Question 8. Which predictor did you choose to omit and why?

Question 9. Did your new model seem to generalize better to unseen data than the original did?

Question 10. Our results depend on the particular random training/validation splits that NumPy selected for us. That should make us wonder whether they are reliable or just coincidental. How might we address that concern?

Breakout groups - phase 4, preparing for the competition

Experiment with various subsets of the predictor columns until you find a subset that generalizes well to unseen data. It could contain all the predictors, just one of them, or anything in between.

In actual modeling work, there are principled ways to go about choosing a good subset of the predictors. In this small preview of machine learning, we will do it just by experimentation. See MA252 or MA347 for more principled methods.

(Friendly) Competition

  • The columns you've chosen to use are the model you will be entering into the (friendly) competition (with no prize) that will happen now.
  • I will give you the testing data, and we will judge each model based on its $F_1$ score on the testing data.
  • Honor system: From this point forward, don't change the set of predictor columns you've chosen to use.

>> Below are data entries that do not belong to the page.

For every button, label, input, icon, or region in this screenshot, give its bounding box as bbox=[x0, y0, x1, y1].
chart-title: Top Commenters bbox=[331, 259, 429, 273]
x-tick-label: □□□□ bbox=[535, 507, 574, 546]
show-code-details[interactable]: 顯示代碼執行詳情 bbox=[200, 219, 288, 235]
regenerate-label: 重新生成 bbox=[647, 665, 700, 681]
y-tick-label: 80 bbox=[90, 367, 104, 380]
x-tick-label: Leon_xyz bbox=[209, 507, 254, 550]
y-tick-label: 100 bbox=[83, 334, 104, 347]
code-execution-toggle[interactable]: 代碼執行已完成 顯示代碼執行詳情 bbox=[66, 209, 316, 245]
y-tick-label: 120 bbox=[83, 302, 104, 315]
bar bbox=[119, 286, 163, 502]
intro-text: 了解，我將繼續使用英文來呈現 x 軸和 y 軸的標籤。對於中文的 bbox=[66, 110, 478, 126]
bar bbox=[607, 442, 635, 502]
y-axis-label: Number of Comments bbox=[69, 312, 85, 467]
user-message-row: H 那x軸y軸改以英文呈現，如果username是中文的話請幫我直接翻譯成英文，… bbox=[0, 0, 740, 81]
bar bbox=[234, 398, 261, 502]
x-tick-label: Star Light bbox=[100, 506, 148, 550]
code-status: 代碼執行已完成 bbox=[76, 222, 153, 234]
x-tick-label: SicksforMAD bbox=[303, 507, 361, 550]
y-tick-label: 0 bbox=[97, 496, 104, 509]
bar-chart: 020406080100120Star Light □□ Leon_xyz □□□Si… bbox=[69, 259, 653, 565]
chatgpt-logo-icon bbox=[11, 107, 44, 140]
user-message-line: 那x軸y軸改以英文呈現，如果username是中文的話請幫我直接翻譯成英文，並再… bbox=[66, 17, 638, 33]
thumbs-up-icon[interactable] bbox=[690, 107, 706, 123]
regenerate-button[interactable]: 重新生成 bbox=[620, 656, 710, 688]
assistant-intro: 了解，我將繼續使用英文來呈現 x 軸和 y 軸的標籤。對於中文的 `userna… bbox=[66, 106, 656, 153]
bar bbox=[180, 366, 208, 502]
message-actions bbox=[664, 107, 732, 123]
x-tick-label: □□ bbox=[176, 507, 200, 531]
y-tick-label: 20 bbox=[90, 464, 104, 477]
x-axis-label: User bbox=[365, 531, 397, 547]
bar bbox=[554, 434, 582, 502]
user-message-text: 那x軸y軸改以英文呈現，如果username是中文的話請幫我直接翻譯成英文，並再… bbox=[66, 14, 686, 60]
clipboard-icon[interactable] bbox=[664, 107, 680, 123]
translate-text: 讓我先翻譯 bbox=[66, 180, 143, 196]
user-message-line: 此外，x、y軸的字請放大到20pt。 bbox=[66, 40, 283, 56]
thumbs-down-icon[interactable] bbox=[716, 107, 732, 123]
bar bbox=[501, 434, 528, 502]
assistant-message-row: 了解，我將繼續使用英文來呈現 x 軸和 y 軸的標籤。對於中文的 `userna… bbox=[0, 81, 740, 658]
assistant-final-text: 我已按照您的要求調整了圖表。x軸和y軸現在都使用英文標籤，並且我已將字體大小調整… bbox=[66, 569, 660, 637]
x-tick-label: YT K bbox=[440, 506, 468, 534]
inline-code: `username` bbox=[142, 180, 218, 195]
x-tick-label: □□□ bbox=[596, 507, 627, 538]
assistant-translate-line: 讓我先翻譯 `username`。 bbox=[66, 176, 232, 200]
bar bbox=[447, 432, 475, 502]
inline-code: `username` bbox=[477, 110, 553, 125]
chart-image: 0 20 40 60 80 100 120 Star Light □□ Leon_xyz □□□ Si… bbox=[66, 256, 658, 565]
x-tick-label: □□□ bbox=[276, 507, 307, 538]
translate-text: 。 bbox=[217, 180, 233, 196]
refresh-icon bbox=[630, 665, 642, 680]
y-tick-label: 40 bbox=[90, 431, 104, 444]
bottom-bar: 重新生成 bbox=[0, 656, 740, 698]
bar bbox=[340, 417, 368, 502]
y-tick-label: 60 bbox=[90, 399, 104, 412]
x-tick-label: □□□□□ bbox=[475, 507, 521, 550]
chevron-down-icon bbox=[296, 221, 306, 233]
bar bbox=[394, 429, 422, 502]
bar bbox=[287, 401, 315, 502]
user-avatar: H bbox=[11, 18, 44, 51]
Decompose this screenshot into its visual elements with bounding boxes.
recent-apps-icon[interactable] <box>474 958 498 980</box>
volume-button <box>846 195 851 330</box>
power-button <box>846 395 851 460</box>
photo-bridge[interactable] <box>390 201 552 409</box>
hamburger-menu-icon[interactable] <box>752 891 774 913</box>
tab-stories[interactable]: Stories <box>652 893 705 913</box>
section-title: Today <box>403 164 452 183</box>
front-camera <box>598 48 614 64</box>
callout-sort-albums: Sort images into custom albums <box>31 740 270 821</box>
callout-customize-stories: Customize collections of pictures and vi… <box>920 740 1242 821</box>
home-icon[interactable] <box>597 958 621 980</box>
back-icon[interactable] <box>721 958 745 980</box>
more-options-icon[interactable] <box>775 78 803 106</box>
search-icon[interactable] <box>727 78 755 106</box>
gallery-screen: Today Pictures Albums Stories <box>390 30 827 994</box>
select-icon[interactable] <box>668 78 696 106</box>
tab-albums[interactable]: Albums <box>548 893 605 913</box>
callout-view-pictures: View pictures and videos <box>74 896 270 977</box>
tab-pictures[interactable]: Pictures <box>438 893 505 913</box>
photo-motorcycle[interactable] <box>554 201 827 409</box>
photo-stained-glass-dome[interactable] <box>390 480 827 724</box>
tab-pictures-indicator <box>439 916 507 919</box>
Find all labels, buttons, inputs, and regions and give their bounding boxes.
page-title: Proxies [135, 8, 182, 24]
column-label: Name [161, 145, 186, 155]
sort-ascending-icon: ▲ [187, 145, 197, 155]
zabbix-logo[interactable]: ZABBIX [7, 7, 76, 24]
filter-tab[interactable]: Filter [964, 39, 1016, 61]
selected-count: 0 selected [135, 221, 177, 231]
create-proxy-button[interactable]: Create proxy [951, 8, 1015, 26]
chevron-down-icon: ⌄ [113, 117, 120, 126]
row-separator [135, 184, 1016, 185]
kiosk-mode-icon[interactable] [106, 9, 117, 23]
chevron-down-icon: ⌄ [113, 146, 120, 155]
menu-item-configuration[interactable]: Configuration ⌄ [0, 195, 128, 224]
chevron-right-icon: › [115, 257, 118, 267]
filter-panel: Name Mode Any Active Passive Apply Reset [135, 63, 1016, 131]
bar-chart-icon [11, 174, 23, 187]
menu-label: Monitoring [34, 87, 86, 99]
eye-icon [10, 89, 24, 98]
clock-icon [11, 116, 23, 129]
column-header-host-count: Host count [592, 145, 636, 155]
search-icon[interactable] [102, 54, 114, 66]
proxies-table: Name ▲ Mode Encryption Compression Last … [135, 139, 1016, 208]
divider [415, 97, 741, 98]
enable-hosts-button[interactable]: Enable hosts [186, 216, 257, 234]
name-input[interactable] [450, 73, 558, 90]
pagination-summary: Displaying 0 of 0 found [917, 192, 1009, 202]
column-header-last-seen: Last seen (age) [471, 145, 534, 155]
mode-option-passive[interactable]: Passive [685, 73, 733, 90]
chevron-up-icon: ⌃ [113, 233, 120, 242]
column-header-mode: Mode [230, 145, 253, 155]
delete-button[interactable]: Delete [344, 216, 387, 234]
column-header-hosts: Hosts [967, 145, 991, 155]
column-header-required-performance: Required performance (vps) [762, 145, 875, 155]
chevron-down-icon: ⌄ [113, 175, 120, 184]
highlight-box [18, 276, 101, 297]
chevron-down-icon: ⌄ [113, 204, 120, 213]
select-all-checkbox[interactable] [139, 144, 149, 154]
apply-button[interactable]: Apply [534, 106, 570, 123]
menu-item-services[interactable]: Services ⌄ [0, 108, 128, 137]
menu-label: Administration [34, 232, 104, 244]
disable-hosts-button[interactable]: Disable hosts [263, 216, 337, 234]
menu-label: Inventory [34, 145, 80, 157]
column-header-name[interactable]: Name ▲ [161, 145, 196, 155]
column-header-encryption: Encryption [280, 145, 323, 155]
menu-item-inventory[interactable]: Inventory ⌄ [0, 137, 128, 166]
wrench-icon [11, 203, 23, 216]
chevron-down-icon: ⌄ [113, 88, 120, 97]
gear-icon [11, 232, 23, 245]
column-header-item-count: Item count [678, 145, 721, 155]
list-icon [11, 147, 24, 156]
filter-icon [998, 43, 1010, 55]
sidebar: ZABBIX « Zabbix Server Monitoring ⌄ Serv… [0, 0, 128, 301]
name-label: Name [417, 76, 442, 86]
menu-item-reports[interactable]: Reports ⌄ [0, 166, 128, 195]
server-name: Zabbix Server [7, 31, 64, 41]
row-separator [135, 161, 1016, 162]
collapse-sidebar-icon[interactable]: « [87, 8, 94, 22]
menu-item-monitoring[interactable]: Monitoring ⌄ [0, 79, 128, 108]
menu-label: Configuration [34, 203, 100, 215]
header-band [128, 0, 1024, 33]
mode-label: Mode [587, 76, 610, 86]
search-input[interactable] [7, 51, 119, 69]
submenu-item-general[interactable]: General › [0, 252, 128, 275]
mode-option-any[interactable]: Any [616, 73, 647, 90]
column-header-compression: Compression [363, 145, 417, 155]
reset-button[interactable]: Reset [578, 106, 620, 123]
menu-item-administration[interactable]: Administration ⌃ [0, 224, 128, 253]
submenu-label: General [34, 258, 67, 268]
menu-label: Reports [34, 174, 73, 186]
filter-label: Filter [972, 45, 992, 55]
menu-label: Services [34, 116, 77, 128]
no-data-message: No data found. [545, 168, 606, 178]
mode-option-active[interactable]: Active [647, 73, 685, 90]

How to enter the competition

  1. Open the Jupyter notebook or Python script you used when doing the preparatory homework for today.
  2. Change the filenames in your code so that it reads mortgage-testing-data.csv, cleans it, then writes cleaned-mortgage-testing-data.csv. (Take care not to save it over top of your training data!)
  3. After the end of the code you wrote today, add code that loads the cleaned training data as a new DataFrame.
  4. Run score_model() to apply your already-chosen model to the test data you just received.
  5. Note the $F_1$ score it shows as output. This score is your entry in the competition.

(Do NOT train your model on the testing data! You're checking to see how well the model you already trained on known data generalizes to unseen data.)